Matthew Wong: The Realm of Appearances” (Dallas Museum of Art, Dallas, October 16–February 19)

There’s growing interest in this self-taught artist who died by suicide in 2019 after a brief seven-year career, and the Dallas Museum of Art has been a leader in celebrating his talent. It was the only museum to purchase his work during his lifetime, and now it’s home to the first Wong retrospective. The show gathers about fifty of his vivid and haunting modern landscapes, sometimes featuring a small, solitary figure in a vast, intense scene. —M.B.

Jenelle Esparza: It Could Only Be Lived” (Women & Their Work, Austin, October 22–December 15)

This will be Austinites’ first chance for an extended look at work by the up-and-coming Esparza, who has had several solo shows in San Antonio, where she is based. Esparza, who often works with cotton textiles and found objects, here explores the overlooked history of Hispanics in the U.S. cotton industry and her own relationship to her cotton-picker ancestors. Make it a must-stop if you’re in the neighborhood for the (unrelated, but unmissable) Austin Studio Tour in November. —M.A.

“Modern Masters: A Tribute to Anne Windfohr Marion” (Modern Art Museum of Fort Worth, Fort Worth, October 23–January 8)

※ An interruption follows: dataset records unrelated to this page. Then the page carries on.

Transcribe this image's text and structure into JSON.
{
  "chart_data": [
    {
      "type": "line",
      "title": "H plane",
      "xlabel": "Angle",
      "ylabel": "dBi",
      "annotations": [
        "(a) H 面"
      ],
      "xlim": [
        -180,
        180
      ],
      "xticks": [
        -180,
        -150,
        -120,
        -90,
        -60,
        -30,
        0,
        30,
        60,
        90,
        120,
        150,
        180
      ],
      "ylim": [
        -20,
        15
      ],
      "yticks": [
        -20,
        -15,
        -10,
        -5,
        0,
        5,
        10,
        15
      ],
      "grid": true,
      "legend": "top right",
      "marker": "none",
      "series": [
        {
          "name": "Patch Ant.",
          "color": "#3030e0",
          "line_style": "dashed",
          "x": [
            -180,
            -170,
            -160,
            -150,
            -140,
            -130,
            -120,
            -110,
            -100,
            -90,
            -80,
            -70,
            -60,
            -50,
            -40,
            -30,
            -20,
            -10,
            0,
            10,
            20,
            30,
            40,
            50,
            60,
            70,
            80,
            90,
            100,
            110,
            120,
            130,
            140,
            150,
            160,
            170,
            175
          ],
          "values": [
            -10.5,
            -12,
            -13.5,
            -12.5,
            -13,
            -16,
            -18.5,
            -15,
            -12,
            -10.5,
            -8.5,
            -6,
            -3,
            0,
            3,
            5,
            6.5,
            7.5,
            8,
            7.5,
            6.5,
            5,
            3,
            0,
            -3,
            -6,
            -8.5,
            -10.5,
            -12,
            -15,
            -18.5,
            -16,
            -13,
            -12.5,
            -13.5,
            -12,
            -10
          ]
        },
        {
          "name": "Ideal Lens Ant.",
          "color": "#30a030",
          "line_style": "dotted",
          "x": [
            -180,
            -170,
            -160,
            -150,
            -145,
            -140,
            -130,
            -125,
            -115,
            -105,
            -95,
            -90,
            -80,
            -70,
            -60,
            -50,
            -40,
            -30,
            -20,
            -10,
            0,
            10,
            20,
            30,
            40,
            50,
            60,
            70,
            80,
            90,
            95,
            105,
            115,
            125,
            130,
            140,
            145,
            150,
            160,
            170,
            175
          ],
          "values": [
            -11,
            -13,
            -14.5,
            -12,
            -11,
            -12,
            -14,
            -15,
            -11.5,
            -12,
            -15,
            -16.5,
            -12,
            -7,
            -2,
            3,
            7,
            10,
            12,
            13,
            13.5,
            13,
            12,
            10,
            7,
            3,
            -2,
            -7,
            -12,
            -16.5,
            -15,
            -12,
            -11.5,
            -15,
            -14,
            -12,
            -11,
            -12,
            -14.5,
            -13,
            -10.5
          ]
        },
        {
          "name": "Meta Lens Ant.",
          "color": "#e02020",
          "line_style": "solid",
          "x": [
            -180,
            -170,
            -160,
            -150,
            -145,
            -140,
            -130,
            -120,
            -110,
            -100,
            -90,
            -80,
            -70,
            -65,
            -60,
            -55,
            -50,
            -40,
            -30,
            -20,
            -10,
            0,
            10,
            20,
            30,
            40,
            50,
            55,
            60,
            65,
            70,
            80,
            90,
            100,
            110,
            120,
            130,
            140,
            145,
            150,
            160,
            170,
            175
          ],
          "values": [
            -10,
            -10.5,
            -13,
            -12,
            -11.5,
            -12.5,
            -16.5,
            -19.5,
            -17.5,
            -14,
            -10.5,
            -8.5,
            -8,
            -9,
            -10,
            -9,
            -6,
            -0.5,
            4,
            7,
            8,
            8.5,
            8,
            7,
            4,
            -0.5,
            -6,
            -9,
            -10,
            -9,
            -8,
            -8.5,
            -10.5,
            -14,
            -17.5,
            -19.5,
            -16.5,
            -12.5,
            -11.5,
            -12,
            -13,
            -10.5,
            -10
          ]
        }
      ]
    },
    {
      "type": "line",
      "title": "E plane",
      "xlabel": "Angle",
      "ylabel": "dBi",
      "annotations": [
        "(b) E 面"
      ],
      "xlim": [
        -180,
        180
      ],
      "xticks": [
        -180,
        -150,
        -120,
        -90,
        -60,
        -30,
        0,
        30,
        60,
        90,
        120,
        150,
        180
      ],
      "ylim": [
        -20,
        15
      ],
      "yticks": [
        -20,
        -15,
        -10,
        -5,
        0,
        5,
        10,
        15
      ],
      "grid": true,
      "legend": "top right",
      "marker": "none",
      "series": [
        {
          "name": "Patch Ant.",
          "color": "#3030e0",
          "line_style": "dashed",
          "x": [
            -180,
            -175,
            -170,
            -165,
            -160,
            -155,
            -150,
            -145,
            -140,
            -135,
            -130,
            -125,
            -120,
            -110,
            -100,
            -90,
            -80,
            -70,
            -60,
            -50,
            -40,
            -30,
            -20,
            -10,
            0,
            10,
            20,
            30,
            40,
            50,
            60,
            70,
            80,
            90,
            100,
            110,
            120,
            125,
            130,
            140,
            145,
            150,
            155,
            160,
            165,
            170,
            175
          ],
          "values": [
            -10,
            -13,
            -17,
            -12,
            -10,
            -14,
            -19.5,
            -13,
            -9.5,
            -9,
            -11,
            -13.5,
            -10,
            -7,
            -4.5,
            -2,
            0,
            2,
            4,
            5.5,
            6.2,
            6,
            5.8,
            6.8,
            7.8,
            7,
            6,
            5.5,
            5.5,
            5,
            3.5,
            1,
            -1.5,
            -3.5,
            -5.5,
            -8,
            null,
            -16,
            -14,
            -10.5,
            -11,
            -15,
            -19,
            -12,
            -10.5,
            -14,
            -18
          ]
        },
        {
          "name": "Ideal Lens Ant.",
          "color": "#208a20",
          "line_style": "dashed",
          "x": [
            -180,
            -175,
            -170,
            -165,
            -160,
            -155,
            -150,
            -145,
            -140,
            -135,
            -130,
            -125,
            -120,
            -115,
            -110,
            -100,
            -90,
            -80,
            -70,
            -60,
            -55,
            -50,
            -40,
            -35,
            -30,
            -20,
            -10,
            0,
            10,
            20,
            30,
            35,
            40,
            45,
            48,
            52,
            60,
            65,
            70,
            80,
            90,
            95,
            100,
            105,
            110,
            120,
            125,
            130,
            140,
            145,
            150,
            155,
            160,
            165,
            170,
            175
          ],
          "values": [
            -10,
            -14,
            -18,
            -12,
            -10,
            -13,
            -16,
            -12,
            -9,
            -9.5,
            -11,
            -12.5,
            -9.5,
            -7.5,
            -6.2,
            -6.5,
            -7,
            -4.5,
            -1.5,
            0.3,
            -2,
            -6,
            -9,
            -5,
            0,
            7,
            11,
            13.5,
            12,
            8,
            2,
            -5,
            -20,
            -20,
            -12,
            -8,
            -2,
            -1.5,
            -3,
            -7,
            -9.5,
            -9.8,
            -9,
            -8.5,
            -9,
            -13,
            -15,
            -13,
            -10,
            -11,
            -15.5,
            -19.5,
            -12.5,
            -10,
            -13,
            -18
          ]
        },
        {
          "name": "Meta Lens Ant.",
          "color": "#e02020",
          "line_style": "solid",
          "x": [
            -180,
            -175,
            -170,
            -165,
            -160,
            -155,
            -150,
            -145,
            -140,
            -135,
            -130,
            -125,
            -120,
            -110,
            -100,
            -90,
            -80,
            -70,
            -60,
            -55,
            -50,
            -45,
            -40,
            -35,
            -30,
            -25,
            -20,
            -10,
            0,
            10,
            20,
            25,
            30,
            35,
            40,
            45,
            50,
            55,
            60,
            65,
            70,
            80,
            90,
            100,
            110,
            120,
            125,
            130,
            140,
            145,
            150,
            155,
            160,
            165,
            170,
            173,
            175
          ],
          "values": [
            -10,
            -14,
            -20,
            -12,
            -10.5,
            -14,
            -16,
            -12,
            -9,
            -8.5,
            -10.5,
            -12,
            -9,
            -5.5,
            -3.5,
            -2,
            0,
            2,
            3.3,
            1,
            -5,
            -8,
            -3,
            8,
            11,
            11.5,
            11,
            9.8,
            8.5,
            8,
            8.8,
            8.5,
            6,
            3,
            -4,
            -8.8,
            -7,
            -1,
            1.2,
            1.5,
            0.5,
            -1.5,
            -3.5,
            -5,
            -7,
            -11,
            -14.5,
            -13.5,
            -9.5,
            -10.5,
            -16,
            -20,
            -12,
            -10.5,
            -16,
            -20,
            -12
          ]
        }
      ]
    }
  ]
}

Exhibitions that revolve around art patrons can be revelatory in unexpected ways. Featuring eighty works by 47 artists, this tribute to Marion, who died in 2020 at age 81, will highlight some of her gifts to the museum, such as Mark Rothko’s White Band No. 27, 1954, and Ellsworth Kelly’s Spectrum III, 1967. The rest of the show will consist of works from post–World War II art movements, including several works from Jackson Pollock, as well as photographs from the past fifty years by influential artists such as Yasumasa Morimura, Cindy Sherman, and Carrie Mae Weems. I can’t imagine missing the chance to see all of these works under the roof of the Modern, one the most impressive architectural wonders in Texas. —K.B.

Philip Guston Now” (Museum of Fine Arts, Houston; Houston; October 23–January 16)

Finally! Philip Guston Now, which Forbes magazine called “America’s most controversial art exhibition,” arrives for its stint at the Museum of Fine Arts, Houston after a two-year delay. In the wake of the murder of George Floyd in 2020, the four museums hosting this retrospective decided to postpone it because Guston’s most famous works include depictions of the Ku Klux Klan. The postponement was widely criticized—more than two thousand artists signed an open letter protesting the museums’ “failure of nerve.” The show opened first this summer at MFA Boston, which posted wall text titled “Emotional Preparedness for Philip Guston Now.” Will the MFAH include similar trigger warnings? We shall see. Lost in all of this is the brilliance of Guston the painter. He enjoyed success as an abstract expressionist in the 1950s, only to decide abstraction was a “sham” and to be dropped by his galleries when he started painting the lumpy, darkly satiric figures for which he is best known. He stuck to his guns in the face of withering criticism. Today no reasonable person would observe his defiantly ugly, comic-book style and interpret that Guston, the child of Jewish émigrés who fled persecution in the Ukraine, was somehow condoning the KKK. Instead, he was holding up a mirror to American society, suggesting that all of us—himself included—are implicated in our country’s casual acceptance of violence and persecution. —R.K.